A lot of people say I need to ‘fight’. I’ve heard people say this about cancer as long as I’ve known about cancer, and it’s always intrigued me. How, exactly, is one supposed to fight against something that is inside of them? I mean, it is obviously a foreign invader that needs to be resisted and removed and displaced, but the idea presents an existential quandary to me: I want to fight, but I’m not sure how to do that, or what that might look like. I stare down at my leg sometimes, trying to imagine me psychically pushing back the melanoma cells around the site of the tumor, hoping that they can be localized and safely removed on Wednesday morning when I have my wider surgical excision.
One thing I’ve fought for is my own advocacy, which is a little more concrete and yet only slightly more certain. The doctors (dermatology, surgical oncology, medical oncology) have all been uniformly awesome, but when they seemed a bit lackadaisical about scheduling this next excision and sentinel lymph node biopsy, my wife and I got a bit anxious. They assured us that waiting a couple weeks or more wouldn’t be unwise, and we didn’t disagree. Yet at the same time, it seemed even better to act sooner, so we started to (gently) push for that. By asking questions. By emailing. By leaving voicemails. By inquiring about pre-surgical punch-lists. By interacting with the referring dermatologist. By contacting the surgical scheduler. By going ahead and making arrangements for our own pre-surgical EKG and blood workups, so that these things wouldn’t impede any hasty scheduling. All of which might have cumulatively turned us into pests or problem patients, but hopefully came up just short of that. In any case, we got an earlier date, which was a huge relief.
Other people offer reassurances, mostly that I will be ‘fine’. I certainly don’t think otherwise, and am not planning to leave my kids behind (or my Weber grills, either, much to the consternation of my many fellow Kettleheads on the WeberKettleClub.com). Even if we get really bad news on the next pathology report, I’m not about to lie back and let someone else raise my kids or teach them how to make a proper roast chicken or Swedish pancakes. Hang up my toolbelt, leave the next book unwritten, or let someone else run my wife’s leaf-blower? Not gonna happen.
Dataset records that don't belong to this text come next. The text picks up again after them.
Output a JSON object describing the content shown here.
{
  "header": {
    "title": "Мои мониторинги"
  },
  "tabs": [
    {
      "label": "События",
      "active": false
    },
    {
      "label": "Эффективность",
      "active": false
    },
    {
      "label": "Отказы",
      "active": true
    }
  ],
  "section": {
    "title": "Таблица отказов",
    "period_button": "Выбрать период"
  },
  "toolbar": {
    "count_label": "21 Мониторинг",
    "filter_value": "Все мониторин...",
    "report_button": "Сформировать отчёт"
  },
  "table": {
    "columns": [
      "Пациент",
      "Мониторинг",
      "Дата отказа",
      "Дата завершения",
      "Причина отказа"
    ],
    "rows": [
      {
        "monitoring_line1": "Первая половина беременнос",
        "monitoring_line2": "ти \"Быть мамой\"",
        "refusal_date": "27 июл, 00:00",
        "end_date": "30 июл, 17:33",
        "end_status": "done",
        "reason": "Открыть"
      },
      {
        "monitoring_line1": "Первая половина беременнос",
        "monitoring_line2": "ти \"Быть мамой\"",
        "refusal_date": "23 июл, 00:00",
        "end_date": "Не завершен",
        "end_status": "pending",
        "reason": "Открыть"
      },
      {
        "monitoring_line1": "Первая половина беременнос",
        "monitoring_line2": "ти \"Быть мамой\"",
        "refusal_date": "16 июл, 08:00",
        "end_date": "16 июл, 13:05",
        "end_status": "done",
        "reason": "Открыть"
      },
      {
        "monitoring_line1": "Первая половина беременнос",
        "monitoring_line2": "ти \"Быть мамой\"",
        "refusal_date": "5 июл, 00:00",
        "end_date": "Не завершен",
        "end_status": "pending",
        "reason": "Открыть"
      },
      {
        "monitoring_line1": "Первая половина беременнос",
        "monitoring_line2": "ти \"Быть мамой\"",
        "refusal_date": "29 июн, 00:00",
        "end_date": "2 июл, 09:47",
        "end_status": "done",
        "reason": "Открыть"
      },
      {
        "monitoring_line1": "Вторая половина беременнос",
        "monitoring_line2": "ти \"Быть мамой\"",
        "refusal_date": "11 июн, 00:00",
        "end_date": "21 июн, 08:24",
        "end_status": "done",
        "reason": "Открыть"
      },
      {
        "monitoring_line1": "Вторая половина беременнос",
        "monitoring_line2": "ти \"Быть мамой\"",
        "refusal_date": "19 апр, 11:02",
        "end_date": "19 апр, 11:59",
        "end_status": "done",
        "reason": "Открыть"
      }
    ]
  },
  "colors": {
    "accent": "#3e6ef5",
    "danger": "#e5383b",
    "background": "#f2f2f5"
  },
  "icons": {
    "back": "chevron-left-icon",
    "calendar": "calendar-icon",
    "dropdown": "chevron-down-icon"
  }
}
Still, I’m a little wary about the promises of ‘being okay’ or ‘fine’ or ‘healthy’. Who, after all, can promise such things? I will probably be in the 80% of cases where the melanoma is localized, and I’ll be back to my life in no time (except for the rigorous 3-month skin checks). But what if I’m not? Percentages are only reassuring to the folks who have a good outcome– statistics aren’t helpful if you’re in the 20%. And, as I’ve experienced at times in my life when the odds were much more in our favor, bad things do happen, and they have to happen to someone. People offered similar assurances that our son would be ‘fine’, but I imagine those folks felt a mite peckish at his funeral. The secret of being ‘fine’ is in dealing with the negative outcomes that can and do come up along the way.
I’ll be heading down my road tomorrow morning, under my surgeon’s capable knife and with my wife at my side. Fighting and not fighting, fine and most decidedly not.